LAWS(P&H)-2002-4-68

ASHOK KUMAR Vs. SUKHVARSHA DIWAN

Decided On April 30, 2002
ASHOK KUMAR Appellant
V/S
Sukhvarsha Diwan Respondents

JUDGEMENT

(1.) THIS is a tenant's revision petition directed against the order dated 8.1.1996 passed by the Rent Controller dismissing his application seeking permission to lead secondary evidence to prove the rent note dated 5.11.1979.

(2.) BRIEF facts giving rise to the revision petition may first be noticed. Respondents No. 1 and 2 who are the landlords sought ejectment of the petitioner from the demised shop on the ground of non-payment of rent and also on the ground that he had sublet the premises without written permission of the landlords. After the landlords had let their evidence, the petitioner moved an application alleging therein that the shop in dispute was taken on rent from Hari Krishan Diwan and his brother Goal Krishan as per rent note dated 5.11.1979 and that Gopal Krishan had executed and signed the said rent note on his own behalf as well as on behalf of Hari Krishan. It was further alleged that the original rent note remained in possession of Gopal Krishan and that the same has not been placed on the record. A photo copy of the rent note was, however, placed on the file and it was pleaded that the rent note had been scribed by a deed writer. The prayer made in the application was for permission to the tenant to prove the rent note by secondary evidence as the rent note is very material to be placed on the file. The landlords filed their reply to the application and opposed the same. It was pleaded that the rent note had not been signed by Gopal Krishan and that but was a forged document. It was also alleged that the same had not been executed on a stamp paper and had not been registered in accordance with law and that since the existence of the original and its loss had not been proved the tenant could not be allowed to prove the document by leading secondary evidence. It was also asserted that Gopal Krishan had no authority to execute the alleged rent note on behalf of Hari Krishan.

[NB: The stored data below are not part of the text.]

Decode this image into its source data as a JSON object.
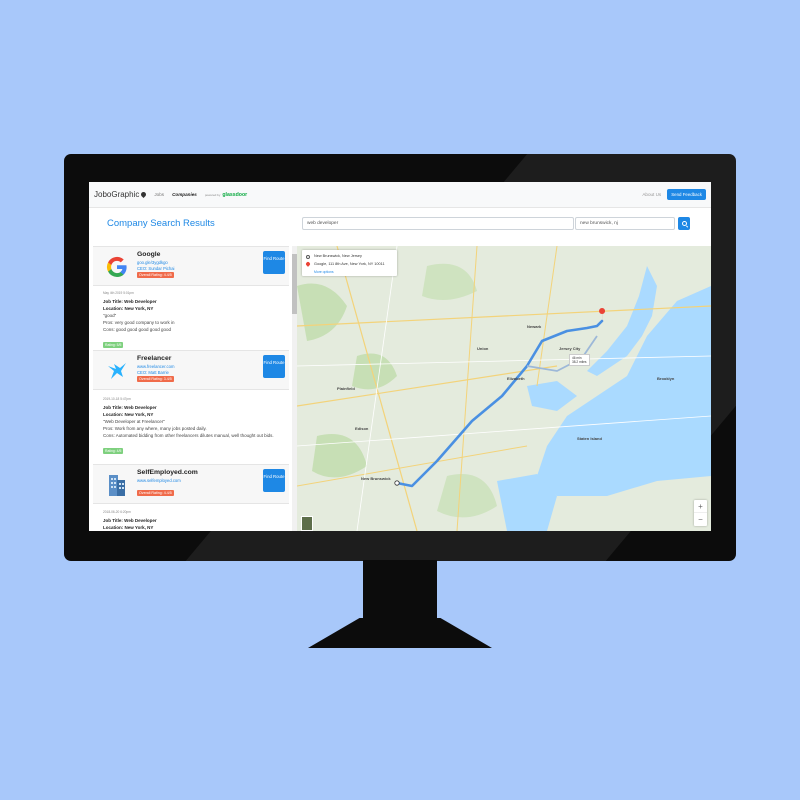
{
  "nav": {
    "brand": "JoboGraphic",
    "links": [
      "Jobs",
      "Companies"
    ],
    "powered_by": "powered by",
    "powered_brand": "glassdoor",
    "about": "About Us",
    "feedback": "Send Feedback"
  },
  "search": {
    "title": "Company Search Results",
    "job_query": "web developer",
    "location_query": "new brunswick, nj"
  },
  "companies": [
    {
      "name": "Google",
      "url": "goo.gle/3ygdkgo",
      "ceo": "CEO: Sundar Pichai",
      "rating": "Overall Rating: 4.4/5",
      "button": "Find Route",
      "review": {
        "meta": "May 4th 2019 5:01pm",
        "title": "Job Title: Web Developer",
        "location": "Location: New York, NY",
        "headline": "\"good\"",
        "pros": "Pros: very good company to work in",
        "cons": "Cons: good good good good good",
        "rating": "Rating: 5/5"
      }
    },
    {
      "name": "Freelancer",
      "url": "www.freelancer.com",
      "ceo": "CEO: Matt Barrie",
      "rating": "Overall Rating: 3.4/5",
      "button": "Find Route",
      "review": {
        "meta": "2019-10-18 5:47pm",
        "title": "Job Title: Web Developer",
        "location": "Location: New York, NY",
        "headline": "\"Web Developer at Freelancer\"",
        "pros": "Pros: Work from any where, many jobs posted daily.",
        "cons": "Cons: Automated bidding from other freelancers dilutes manual, well thought out bids.",
        "rating": "Rating: 4/5"
      }
    },
    {
      "name": "SelfEmployed.com",
      "url": "www.selfemployed.com",
      "ceo": "",
      "rating": "Overall Rating: 4.4/5",
      "button": "Find Route",
      "review": {
        "meta": "2018-06-20 6:20pm",
        "title": "Job Title: Web Developer",
        "location": "Location: New York, NY"
      }
    }
  ],
  "map": {
    "origin": "New Brunswick, New Jersey",
    "destination": "Google, 111 8th Ave, New York, NY 10011",
    "more_options": "More options",
    "zoom_in": "+",
    "zoom_out": "−",
    "route_time": "46 min",
    "route_dist": "38.2 miles",
    "places": [
      "Newark",
      "New Brunswick",
      "Staten Island",
      "Jersey City",
      "Elizabeth",
      "Edison",
      "Plainfield",
      "Union",
      "Brooklyn"
    ]
  },
  "colors": {
    "accent": "#1e88e5",
    "rating_badge": "#f06b4a",
    "review_badge": "#7ed07e",
    "route": "#4a90e2"
  }
}
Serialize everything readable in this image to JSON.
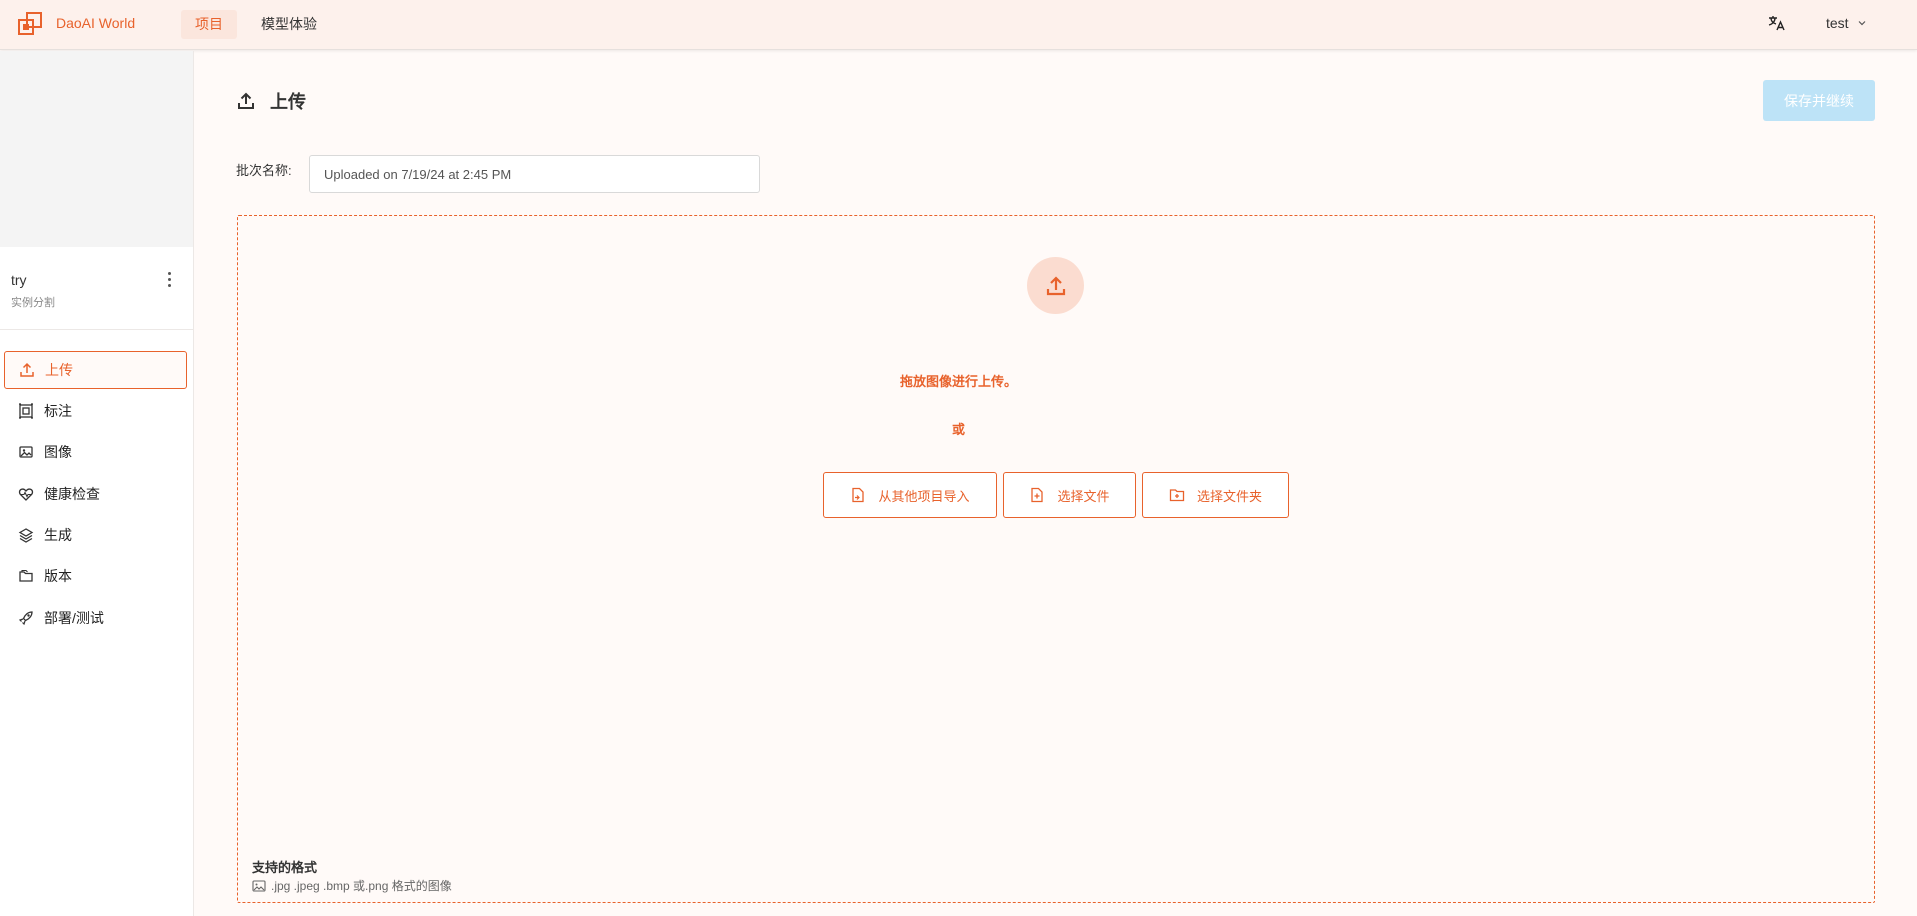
{
  "header": {
    "brand": "DaoAI World",
    "tabs": [
      {
        "label": "项目",
        "active": true
      },
      {
        "label": "模型体验",
        "active": false
      }
    ],
    "user": "test",
    "accent_color": "#e8622c"
  },
  "sidebar": {
    "project_name": "try",
    "project_type": "实例分割",
    "items": [
      {
        "label": "上传",
        "icon": "upload-icon",
        "active": true
      },
      {
        "label": "标注",
        "icon": "annotate-icon"
      },
      {
        "label": "图像",
        "icon": "image-icon"
      },
      {
        "label": "健康检查",
        "icon": "heart-icon"
      },
      {
        "label": "生成",
        "icon": "layers-icon"
      },
      {
        "label": "版本",
        "icon": "folders-icon"
      },
      {
        "label": "部署/测试",
        "icon": "rocket-icon"
      }
    ]
  },
  "main": {
    "title": "上传",
    "save_label": "保存并继续",
    "batch_label": "批次名称:",
    "batch_value": "Uploaded on 7/19/24 at 2:45 PM",
    "drop_text": "拖放图像进行上传。",
    "or_text": "或",
    "buttons": {
      "import": "从其他项目导入",
      "select_files": "选择文件",
      "select_folder": "选择文件夹"
    },
    "formats_title": "支持的格式",
    "formats_desc": ".jpg .jpeg .bmp 或.png 格式的图像"
  }
}
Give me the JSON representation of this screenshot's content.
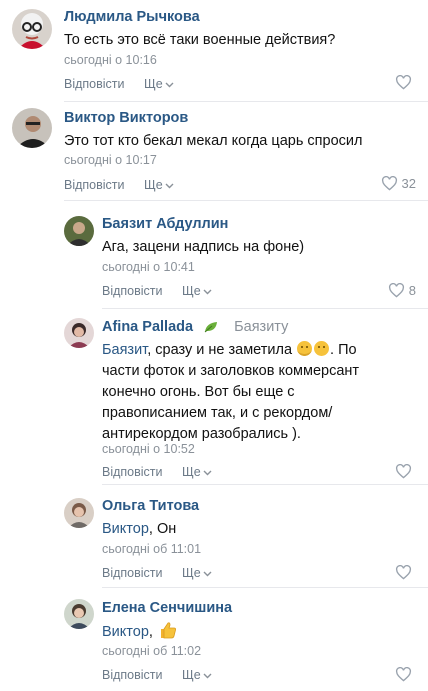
{
  "comments": [
    {
      "author": "Людмила Рычкова",
      "text": "То есть это всё таки военные действия?",
      "time": "сьогодні о 10:16",
      "reply_label": "Відповісти",
      "more_label": "Ще",
      "likes": "",
      "avatar_icon": "avatar-lyudmila"
    },
    {
      "author": "Виктор Викторов",
      "text": "Это тот кто бекал мекал когда царь спросил",
      "time": "сьогодні о 10:17",
      "reply_label": "Відповісти",
      "more_label": "Ще",
      "likes": "32",
      "avatar_icon": "avatar-viktor"
    },
    {
      "author": "Баязит Абдуллин",
      "text": "Ага, зацени надпись на фоне)",
      "time": "сьогодні о 10:41",
      "reply_label": "Відповісти",
      "more_label": "Ще",
      "likes": "8",
      "avatar_icon": "avatar-bayazit"
    },
    {
      "author": "Afina Pallada",
      "reply_to": "Баязиту",
      "mention": "Баязит",
      "text_line1": ", сразу и не заметила",
      "text_line1b": ". По",
      "text_line2": "части фоток и заголовков коммерсант",
      "text_line3": "конечно огонь. Вот бы еще с",
      "text_line4": "правописанием так, и с рекордом/",
      "text_line5": "антирекордом разобрались ).",
      "time": "сьогодні о 10:52",
      "reply_label": "Відповісти",
      "more_label": "Ще",
      "likes": "",
      "avatar_icon": "avatar-afina"
    },
    {
      "author": "Ольга Титова",
      "mention": "Виктор",
      "text": ", Он",
      "time": "сьогодні об 11:01",
      "reply_label": "Відповісти",
      "more_label": "Ще",
      "likes": "",
      "avatar_icon": "avatar-olga"
    },
    {
      "author": "Елена Сенчишина",
      "mention": "Виктор",
      "text": ",",
      "time": "сьогодні об 11:02",
      "reply_label": "Відповісти",
      "more_label": "Ще",
      "likes": "",
      "avatar_icon": "avatar-elena"
    }
  ],
  "colors": {
    "link": "#2a5885",
    "meta": "#8a9199",
    "divider": "#e7e8ec"
  }
}
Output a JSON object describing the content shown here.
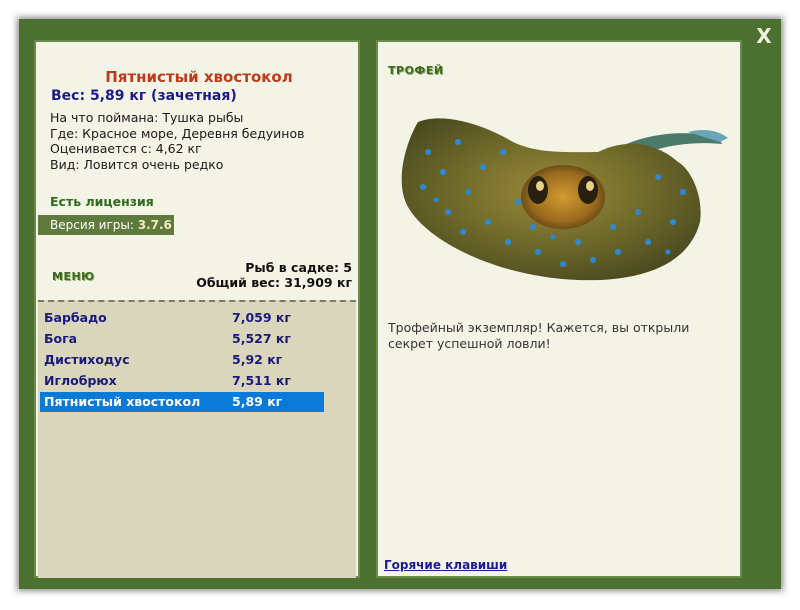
{
  "close_label": "X",
  "fish": {
    "name": "Пятнистый хвостокол",
    "weight": "Вес: 5,89 кг (зачетная)",
    "bait": "На что поймана: Тушка рыбы",
    "place": "Где: Красное море, Деревня бедуинов",
    "rating": "Оценивается с: 4,62 кг",
    "rarity": "Вид: Ловится очень редко"
  },
  "license": "Есть лицензия",
  "version": {
    "label": "Версия игры:",
    "value": "3.7.6"
  },
  "menu": {
    "title": "МЕНЮ",
    "cage_count": "Рыб в садке: 5",
    "total_weight": "Общий вес: 31,909 кг",
    "items": [
      {
        "name": "Барбадо",
        "weight": "7,059 кг"
      },
      {
        "name": "Бога",
        "weight": "5,527 кг"
      },
      {
        "name": "Дистиходус",
        "weight": "5,92 кг"
      },
      {
        "name": "Иглобрюх",
        "weight": "7,511 кг"
      },
      {
        "name": "Пятнистый хвостокол",
        "weight": "5,89 кг"
      }
    ]
  },
  "trophy": {
    "title": "ТРОФЕЙ",
    "description": "Трофейный экземпляр! Кажется, вы открыли секрет успешной ловли!",
    "image_icon": "stingray-image"
  },
  "hotkeys": "Горячие клавиши",
  "colors": {
    "window": "#4c7030",
    "panel": "#f4f4e6",
    "selected": "#0a7ad8"
  }
}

(3.) I have heard counsel for the petitioners and perused the record. The respondents did not appear inspite of service. Gopal Krishan is said to have died on December 11, 1990 much before the ejectment petition was filed out of which the present revision petition has arisen. The question of serving notice on him to produce the original rent note, therefore, could not arise. According to proviso 6 to Section 66 of the Act such a notice is not required when the person in possession of the document is out of reach of or not subject to the process of the court. Since Gopal Krishan was dead he was not subject to the process of the court and therefore, the Rent Controller, in my opinion, was in error in rejecting the request made by the petitioner for leading secondary evidence. It is not in dispute that Gopal Krishan during his life time had filed an ejectment petition against the petitioner from the demised shop which was withdrawn when the tenant deposited the arrears of rent on the first date of hearing. In that petition for ejectment, Gopal Krishan had admitted that the demised shop had been given on rent on the basis of a rent note dated 5.11.1979. The existence of the original rent note is, thus admitted. It was a fit case in which the Rent Controller should have allowed the tenant to lead secondary evidence. The Rent Controller acted illegally and with material irregularity and in any case committed grave impropriety in not allowing the application. The view that I have taken finds support from a judgment of this Court in Mukhtiar Singh v. Bant Singh and another, 1991 S.C.C. 225.